A few months prior to 3/11 I had gotten married my wife in Japan and my parents were coming to meet her family for the first time. They had a direct flight from Houston, Texas, which is about 13 hours and were scheduled to land around 4pm on March 11th, 2011. I was riding the Narita Express to meet them at the airport and chatting with my old Japanese teacher in US on Messenger about horrible the earthquake was in New Zealand a couple weeks prior.
Initially when the train started shaking I had thought it was the usual movement of the train, people move around to get disembark quicker or driver’s coming in a bit hot and has to brake a harder than usual. When it felt like the train had a very real possibility of tipping (it wasn’t close, in retrospect) is when I realized this was something different.
The trains immediately shutdown and Shinagawa station was a madhouse. The engineers (I’m guessing) on a business trip on the train had the right idea, they immediately went to the nearest hotel and booked room. I wish I had done that.
My parents were still in the air, so I had no way to contact them. Apparently they circled Tokyo for a few, before re-fueling at Yokota airbase, before continuing on to Osaka – landing in the wrong part of the country.
After the earthquake you couldn’t make a telephone call in Japan. All the circuits were busy all the time. But the internet and Twitter worked great. I had my laptop and a 3G modem with me. Using my US number on Skype, I could use US telephone circuits, which weren’t overloaded, and contact other family in the US to let them know what was happening and that I was fine.
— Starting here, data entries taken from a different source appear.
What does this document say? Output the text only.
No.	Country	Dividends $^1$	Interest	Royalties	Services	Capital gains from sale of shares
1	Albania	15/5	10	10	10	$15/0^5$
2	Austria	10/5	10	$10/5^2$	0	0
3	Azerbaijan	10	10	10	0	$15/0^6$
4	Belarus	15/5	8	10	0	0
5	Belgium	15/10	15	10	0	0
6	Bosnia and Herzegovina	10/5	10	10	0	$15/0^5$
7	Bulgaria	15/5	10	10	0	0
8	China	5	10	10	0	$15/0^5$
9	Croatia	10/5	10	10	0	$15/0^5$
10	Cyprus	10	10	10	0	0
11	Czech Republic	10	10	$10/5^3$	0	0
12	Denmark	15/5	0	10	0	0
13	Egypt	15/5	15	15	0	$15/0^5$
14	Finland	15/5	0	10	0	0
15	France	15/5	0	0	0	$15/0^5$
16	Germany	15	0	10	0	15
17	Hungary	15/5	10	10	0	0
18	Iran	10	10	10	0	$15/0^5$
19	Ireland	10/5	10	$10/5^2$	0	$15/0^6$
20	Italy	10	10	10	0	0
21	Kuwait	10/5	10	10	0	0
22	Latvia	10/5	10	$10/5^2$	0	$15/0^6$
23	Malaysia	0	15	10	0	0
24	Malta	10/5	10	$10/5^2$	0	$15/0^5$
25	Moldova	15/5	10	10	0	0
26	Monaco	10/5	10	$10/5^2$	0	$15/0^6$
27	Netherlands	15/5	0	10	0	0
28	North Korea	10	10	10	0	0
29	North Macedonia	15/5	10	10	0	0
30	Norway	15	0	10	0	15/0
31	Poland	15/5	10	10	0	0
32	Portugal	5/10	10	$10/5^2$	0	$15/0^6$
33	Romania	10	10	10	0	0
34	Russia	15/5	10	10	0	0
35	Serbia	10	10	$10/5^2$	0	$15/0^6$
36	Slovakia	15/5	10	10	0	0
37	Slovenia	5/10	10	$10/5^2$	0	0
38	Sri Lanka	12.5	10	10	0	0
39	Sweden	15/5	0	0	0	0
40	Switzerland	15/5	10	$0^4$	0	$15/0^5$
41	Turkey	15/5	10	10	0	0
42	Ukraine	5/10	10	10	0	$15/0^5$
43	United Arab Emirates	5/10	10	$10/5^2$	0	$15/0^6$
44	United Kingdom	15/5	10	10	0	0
We found a hotel that’d let us stay in their lobby. We eventually left to go find food, but everything was sold out everywhere. The only place we found with food was a Yoshinoya with a long and slow moving line. After waiting for what felt like 30 minutes and making little progress we noticed that, despite this line not moving, people seemed to be coming and going. We were in the line for take-out. Eating in we could get service almost immediately. Due to the high volume of customers they were rationing beef – which they made sure we’d be ok with before we ordered.
After eating we returned to the hotel to stay the night on hard marble floors with a bunch of other stranded people. The morning it felt almost oddly normal. A couple of backpackers asked if we knew where the nearest hostel was, but we were of no use. We found a different hotel that was serving nice warm breakfast with the type of service that makes you feel like everything’s gonna be all right.
My parents managed to find their way to the Shinkansen and made it to Shinyokohama. We attempted to ride the Tokaido-line to Yokohama but it was after seeing 3 trains come bursting at the seams packed with people, we looked for alternative routes to meet my parents. Funny enough, we also rode the Shinkansen to Shinyokohama. It was still standing room only, but at least you could breath. And the journey was only 7 or 8 minutes.
What I experienced on 3/11 pales in comparison to those that lost their lives and saw their homes and loved ones vanish before their eyes. 10 years later and while things look like they’ve rebuilt, they’ll never be the same.